La Sabiduría de Dios nos viene por su infinita gracia y porque el Espíritu Santo nos de a cada uno ese deseo  por aferrarnos a sus cosas y el de permitir que se haga su voluntad en nuestra vida.

¿No es este el carpintero, el hijo de María y el hermano de Santiago, José, judas y Simón? Y sus hermanas, ¿no viven aquí entre nosotros?

Es bueno saber que antiguamente a los miembros de una familia, de un mismo lugar se llamaban entre ellos hermanos y en esta lectura vemos lo mismo, pues si bien es cierto nuestro Señor tenía dos apóstoles con el nombre de Santiago, a uno le llamaban el mayor y al otro Santiago el menor.

Santiago el mayor era hermano de Juan ambos apóstoles del Señor y estos a su vez eran hijos de Zebedeo y Salome; eran pescadores y originarios de Betsaida, y Santiago el menor, hermano de Judas Tadeo también apóstol y de José discípulo del Señor, eran hijos de Cleofás o Alfeo y de María, prima hermana de Santa María virgen y Simón Pedro, hermano de Andrés; su padre se  llamaba Jonás, estos apóstoles eran originarios de Betsaida, Pedro se estableció en Cafarnaúm donde vivía con su suegra, mujer que fue sanada por nuestro Señor de una fiebre; con esto concluimos que nuestro Señor no tenia mas hermanos en carne y por tanto Maria nuestra madre santísima se mantuvo siempre virgen.

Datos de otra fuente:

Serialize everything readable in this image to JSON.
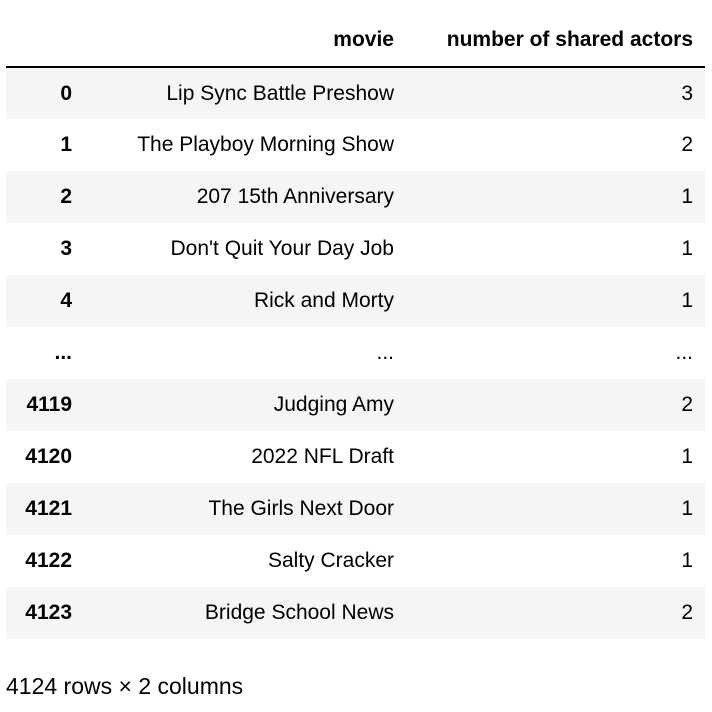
{
  "table": {
    "columns": {
      "index": "",
      "movie": "movie",
      "shared": "number of shared actors"
    },
    "rows": [
      {
        "index": "0",
        "movie": "Lip Sync Battle Preshow",
        "shared": "3"
      },
      {
        "index": "1",
        "movie": "The Playboy Morning Show",
        "shared": "2"
      },
      {
        "index": "2",
        "movie": "207 15th Anniversary",
        "shared": "1"
      },
      {
        "index": "3",
        "movie": "Don't Quit Your Day Job",
        "shared": "1"
      },
      {
        "index": "4",
        "movie": "Rick and Morty",
        "shared": "1"
      },
      {
        "index": "...",
        "movie": "...",
        "shared": "..."
      },
      {
        "index": "4119",
        "movie": "Judging Amy",
        "shared": "2"
      },
      {
        "index": "4120",
        "movie": "2022 NFL Draft",
        "shared": "1"
      },
      {
        "index": "4121",
        "movie": "The Girls Next Door",
        "shared": "1"
      },
      {
        "index": "4122",
        "movie": "Salty Cracker",
        "shared": "1"
      },
      {
        "index": "4123",
        "movie": "Bridge School News",
        "shared": "2"
      }
    ]
  },
  "caption": "4124 rows × 2 columns"
}
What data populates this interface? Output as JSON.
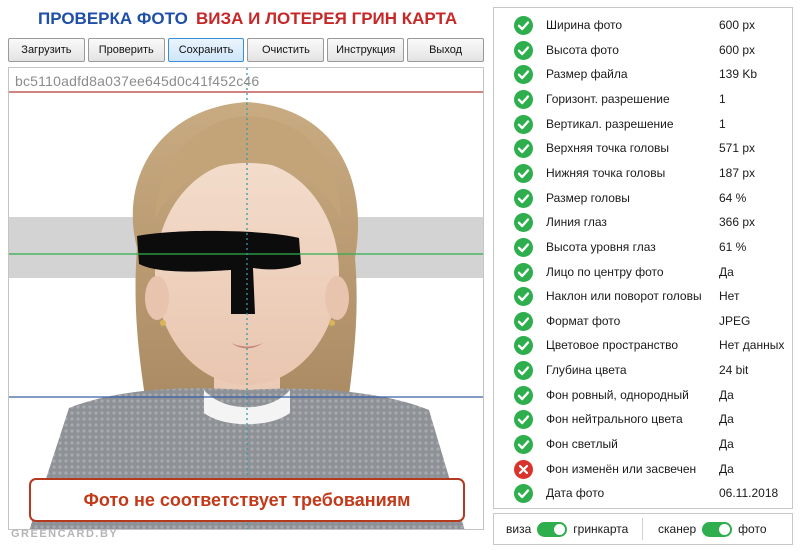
{
  "header": {
    "title_left": "ПРОВЕРКА ФОТО",
    "title_right": "ВИЗА И ЛОТЕРЕЯ ГРИН КАРТА"
  },
  "toolbar": {
    "load": "Загрузить",
    "check": "Проверить",
    "save": "Сохранить",
    "clear": "Очистить",
    "instructions": "Инструкция",
    "exit": "Выход"
  },
  "photo": {
    "id_text": "bc5110adfd8a037ee645d0c41f452c46",
    "status_text": "Фото не соответствует требованиям",
    "watermark": "GREENCARD.BY"
  },
  "checks": [
    {
      "label": "Ширина фото",
      "value": "600 px",
      "status": "ok"
    },
    {
      "label": "Высота фото",
      "value": "600 px",
      "status": "ok"
    },
    {
      "label": "Размер файла",
      "value": "139 Kb",
      "status": "ok"
    },
    {
      "label": "Горизонт. разрешение",
      "value": "1",
      "status": "ok"
    },
    {
      "label": "Вертикал. разрешение",
      "value": "1",
      "status": "ok"
    },
    {
      "label": "Верхняя точка головы",
      "value": "571 px",
      "status": "ok"
    },
    {
      "label": "Нижняя точка головы",
      "value": "187 px",
      "status": "ok"
    },
    {
      "label": "Размер головы",
      "value": "64 %",
      "status": "ok"
    },
    {
      "label": "Линия глаз",
      "value": "366 px",
      "status": "ok"
    },
    {
      "label": "Высота уровня глаз",
      "value": "61 %",
      "status": "ok"
    },
    {
      "label": "Лицо по центру фото",
      "value": "Да",
      "status": "ok"
    },
    {
      "label": "Наклон или поворот головы",
      "value": "Нет",
      "status": "ok"
    },
    {
      "label": "Формат фото",
      "value": "JPEG",
      "status": "ok"
    },
    {
      "label": "Цветовое пространство",
      "value": "Нет данных",
      "status": "ok"
    },
    {
      "label": "Глубина цвета",
      "value": "24 bit",
      "status": "ok"
    },
    {
      "label": "Фон ровный, однородный",
      "value": "Да",
      "status": "ok"
    },
    {
      "label": "Фон нейтрального цвета",
      "value": "Да",
      "status": "ok"
    },
    {
      "label": "Фон светлый",
      "value": "Да",
      "status": "ok"
    },
    {
      "label": "Фон изменён или засвечен",
      "value": "Да",
      "status": "fail"
    },
    {
      "label": "Дата фото",
      "value": "06.11.2018",
      "status": "ok"
    }
  ],
  "modes": {
    "left_a": "виза",
    "left_b": "гринкарта",
    "right_a": "сканер",
    "right_b": "фото"
  },
  "colors": {
    "ok": "#2fae4d",
    "fail": "#d9342b",
    "title_blue": "#1f4fa6",
    "title_red": "#c62828"
  }
}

 La gente de Nazaret no creían en Jesús y el les dijo: A un profeta solo lo desprecian en su tierra, en su parentela y en su familia.

La razón del desprecio es porque el profeta de Dios conoce más las debilidades del pueblo donde vive,  su parentela o su familia y cuando nos habla de la verdad en que vivimos; es algo que por lo general no nos gusta.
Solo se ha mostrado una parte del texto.